Value is the one place where the former $2000 build got kicked around, since it offered similar overall performance to the $1000 system. The old system gets boosted slightly in today’s comparison because we're including its 2560x1600 game performance (an area where its super-expensive graphics system excels). How well does its potential replacement fare?
The original $2000 build still looks bad at stock speed, but overclocking brings it up to 75% of the $1000 system’s base value. The new $2000 build does better, but doesn’t quite cross that baseline value when overclocked. Such is often the price of high-end hardware, though in this particular case, the processor’s extreme cost actually prevented us from buying the high-end cooling hardware needed to push it to an acceptable overclocking limit. Newegg's SuperCombo pricing increases the new system's value by 5% in this chart, reducing the "high-end hardware" value penalty significantly.

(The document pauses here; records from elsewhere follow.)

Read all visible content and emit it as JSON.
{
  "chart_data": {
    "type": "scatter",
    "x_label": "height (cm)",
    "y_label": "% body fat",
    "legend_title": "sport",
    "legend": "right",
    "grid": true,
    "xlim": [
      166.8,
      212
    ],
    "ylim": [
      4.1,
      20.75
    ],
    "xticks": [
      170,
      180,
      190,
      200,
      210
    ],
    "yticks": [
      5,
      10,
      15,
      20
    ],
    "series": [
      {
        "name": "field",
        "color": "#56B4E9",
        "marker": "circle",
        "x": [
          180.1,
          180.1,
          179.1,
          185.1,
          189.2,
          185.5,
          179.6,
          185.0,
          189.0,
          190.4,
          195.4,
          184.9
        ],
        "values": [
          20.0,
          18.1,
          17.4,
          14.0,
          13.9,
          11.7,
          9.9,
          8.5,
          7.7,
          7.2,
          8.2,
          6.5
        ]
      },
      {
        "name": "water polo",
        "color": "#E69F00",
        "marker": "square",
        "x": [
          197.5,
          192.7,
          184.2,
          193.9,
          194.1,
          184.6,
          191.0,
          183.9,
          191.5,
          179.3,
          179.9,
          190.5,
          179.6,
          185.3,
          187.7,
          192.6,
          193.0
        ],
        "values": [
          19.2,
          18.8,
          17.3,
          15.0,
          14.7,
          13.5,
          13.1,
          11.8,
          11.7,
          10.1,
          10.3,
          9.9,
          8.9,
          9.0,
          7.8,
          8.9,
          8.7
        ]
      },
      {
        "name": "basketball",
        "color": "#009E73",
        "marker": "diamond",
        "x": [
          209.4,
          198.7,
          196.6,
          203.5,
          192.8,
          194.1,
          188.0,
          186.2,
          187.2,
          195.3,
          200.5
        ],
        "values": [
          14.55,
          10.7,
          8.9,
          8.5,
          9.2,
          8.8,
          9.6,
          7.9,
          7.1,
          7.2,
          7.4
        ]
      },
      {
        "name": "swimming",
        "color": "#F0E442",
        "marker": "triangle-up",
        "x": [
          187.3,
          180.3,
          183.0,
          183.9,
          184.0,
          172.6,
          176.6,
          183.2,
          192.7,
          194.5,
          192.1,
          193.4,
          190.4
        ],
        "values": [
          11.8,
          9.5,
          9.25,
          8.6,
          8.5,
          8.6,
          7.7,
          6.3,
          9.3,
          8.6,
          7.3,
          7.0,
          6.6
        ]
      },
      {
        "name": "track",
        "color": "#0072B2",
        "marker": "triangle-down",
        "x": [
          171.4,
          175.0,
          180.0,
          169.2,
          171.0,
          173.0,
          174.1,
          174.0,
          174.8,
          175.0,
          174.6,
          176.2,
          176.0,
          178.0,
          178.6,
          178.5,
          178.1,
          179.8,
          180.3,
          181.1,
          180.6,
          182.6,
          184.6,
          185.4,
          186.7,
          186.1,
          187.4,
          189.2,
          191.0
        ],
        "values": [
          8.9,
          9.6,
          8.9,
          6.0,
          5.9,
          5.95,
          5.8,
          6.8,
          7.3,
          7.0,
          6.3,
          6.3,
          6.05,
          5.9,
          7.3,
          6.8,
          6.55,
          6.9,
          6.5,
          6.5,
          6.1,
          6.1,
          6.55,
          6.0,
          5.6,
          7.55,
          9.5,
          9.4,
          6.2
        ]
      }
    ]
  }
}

At least the new system was quiet, and that’s a metric not covered by our benchmarks.
We keep mentioning that the biggest problem with our former comparison was its lack of high-resolution gaming results, since the original $2000 PC’s apparent mismatch of GPU to CPU power could only be rectified at high resolutions. The lack of those results caused several readers to question whether its graphics cards were even in SLI mode, since a weak CPU caused it to fall behind a far-lesser $1000 build in several benchmarks. But what happens if we focus exclusively on 2560x1600 gaming performance?
With the CPU bottleneck at least partially obscured behind GPU limits, the original $2000 PC shines. In overclocked trim, it has twice the performance of our baseline single GeForce GTX 470, again in spite of its mismatched CPU. Even the high-flying alternative build suffers at the hand of the Phenom-powered GeForce GTX 480 SLI rig when resolutions are set this high.
In other words, it’s simply not fair to compare the gaming value of a GeForce GTX 480 SLI-equipped system at graphics resolutions below four megapixels (2560x1600). On the other hand, it’s not really fair to put a value score on the gaming performance of a low-cost system at resolutions higher than 2 megapixels (1920x1080). Because we always strive to prove the ultimate value of all three systems in the fairest possible manner, GeForce GTX 480 SLI joins SSD drives in the “too much cost, too little benchmark benefit” class of hardware that’s rarely (if ever) used in the System Builder Marathon series. AMD’s Phenom II X6 could reappear in a less-expensive system, however, and that becomes more likely as our benchmarks evolve to take advantage of its extra cores.
The bottom line is that today's alternative $2000 build beat up the original $2000 build in both performance and value, in part because half of our benchmarks are heavily skewed towards mainstream hardware. Yet, we design our benchmarks to represent real-world situations.